Ahead of the Union Budget 2022 to be presented by Union Finance Minister Nirmala Sitharaman on February 1, the health industry wants the government to give priority to the healthcare sector while increasing public expenditure on the sector. According to leading healthcare providers in the country in the private sector, the government should also consider tax incentives in the budget, up-gradation of medical facilities in small towns and continuing the skilling of the workforce.

increased budget allocation

Various industry stakeholders have demanded an increase in the health budget allocation from 2.5 per cent of GDP to 3 per cent. Last year’s budget announced a 137 percent increase in health care spending to bridge the gap that emerged after the outbreak of the pandemic. Healthcare contributed around 1.8 per cent to GDP in 2021, but the industry would like to increase this further with this budget.

Rationalize and revise the rates of Ayushman Bharat Scheme

The infrastructure of the civil hospital is certainly not sufficient to manage the scheme alone. To ensure the success of the scheme, and to enable more private hospitals to adopt the Ayushman Bharat scheme, the industry expects to rationalize or revise the rates. The government is planning to rationalize the rates of the health benefit package and address the payment issues under the scheme. This will encourage private hospitals to participate in Ayushman Bharat-Jan Arogya Yojana (JAY).

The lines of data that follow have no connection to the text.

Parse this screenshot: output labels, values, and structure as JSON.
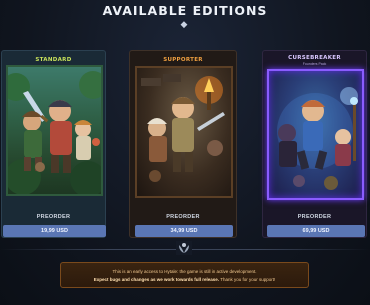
{
  "header": {
    "title": "AVAILABLE EDITIONS",
    "ornament_icon": "diamond-ornament-icon"
  },
  "editions": [
    {
      "name": "STANDARD",
      "subtitle": "",
      "action_label": "PREORDER",
      "price": "19,99 USD",
      "accent_color": "#c8e15a"
    },
    {
      "name": "SUPPORTER",
      "subtitle": "",
      "action_label": "PREORDER",
      "price": "34,99 USD",
      "accent_color": "#f0a040"
    },
    {
      "name": "CURSEBREAKER",
      "subtitle": "Founders Pack",
      "action_label": "PREORDER",
      "price": "69,99 USD",
      "accent_color": "#8a5cff"
    }
  ],
  "notice": {
    "line1": "This is an early access to Hytale: the game is still in active development.",
    "line2_bold": "Expect bugs and changes as we work towards full release.",
    "line2_rest": " Thank you for your support!"
  },
  "colors": {
    "price_button": "#5a76b4",
    "notice_border": "#7a4a1c",
    "background": "#10151f"
  }
}
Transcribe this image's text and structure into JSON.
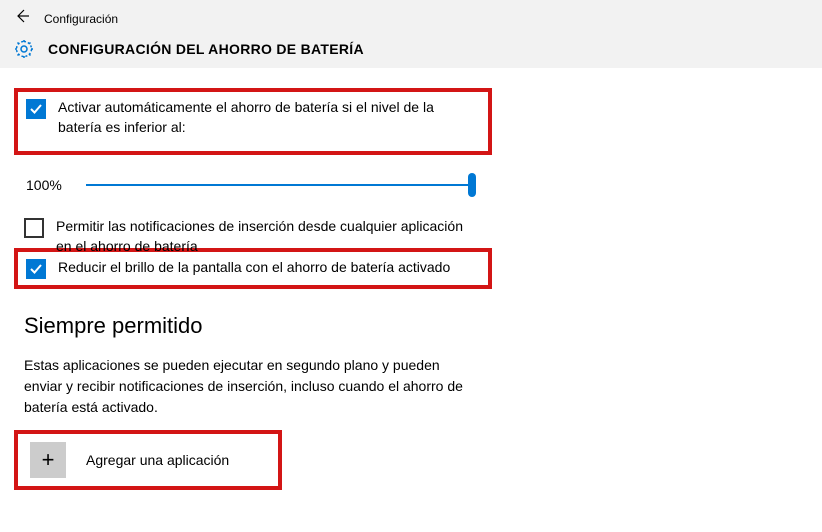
{
  "header": {
    "back_aria": "Back",
    "small_title": "Configuración",
    "page_title": "CONFIGURACIÓN DEL AHORRO DE BATERÍA"
  },
  "settings": {
    "auto_enable": {
      "label": "Activar automáticamente el ahorro de batería si el nivel de la batería es inferior al:",
      "checked": true
    },
    "slider": {
      "value_text": "100%",
      "value": 100
    },
    "allow_notifications": {
      "label": "Permitir las notificaciones de inserción desde cualquier aplicación en el ahorro de batería",
      "checked": false
    },
    "reduce_brightness": {
      "label": "Reducir el brillo de la pantalla con el ahorro de batería activado",
      "checked": true
    }
  },
  "always_allowed": {
    "title": "Siempre permitido",
    "description": "Estas aplicaciones se pueden ejecutar en segundo plano y pueden enviar y recibir notificaciones de inserción, incluso cuando el ahorro de batería está activado.",
    "add_button": "Agregar una aplicación"
  }
}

Reduce GST rates on health insurance premium

The COVID-19 pandemic has brought intense focus on the topic of preventive healthcare and asked citizens to protect themselves by purchasing adequate health insurance cover. However, in the backdrop of declining income due to medical exigencies or job loss, many Indians are reducing the coverage of their health insurance policies to save on the premium amount spent. Adding to this alarming trend is the fact that around 30% of the Indian population is still uninsured and you have a dangerous condition that is detrimental to our country’s goal of achieving Universal Health Coverage (UHC) by 2030.

Satish Gidugu, CEO and Whole-time Director, MediAssist Healthcare Services, said: “To reverse this course, it is imperative that tax-paying citizens are encouraged to opt for higher health insurance cover, while the government on several of its initiatives The focus is on the bottom 50 per cent of India’s population. Reducing GST rates on health insurance premiums, allowing input credit on GST paid for employee health insurance and fulfilling perquisite tax on employee medical reimbursement There is an opportunity to end this way. This will make a significant impact on the overall adoption of health insurance.”

Reduction in GST rate on medical devices and equipment

The current GST rate on various medical devices, instruments and equipment is 12 per cent. It is recommended that medical devices, instruments and equipment and their parts be brought on par with other preferred products and taxed at a preferential GST rate of 5 per cent to reduce the cost of healthcare services.

other incentives

According to leading healthcare providers in the country in the private sector, the government should also consider tax incentives in the budget, up-gradation of medical facilities in small towns and continuing the skilling of the workforce.

“The government had put health and wellbeing as the first of the six pillars in the Union Budget 2021 and the focus should continue in 2022 as well. Firstly, the outlay for healthcare infrastructure needs to be increased further… The facilities in Tier 2-3 cities need to be equipped with diagnostic centres, ventilators, ICUs, critical care facilities and oxygen plants,” Fortis Healthcare MD & CEO Ashutosh Raghuvanshi.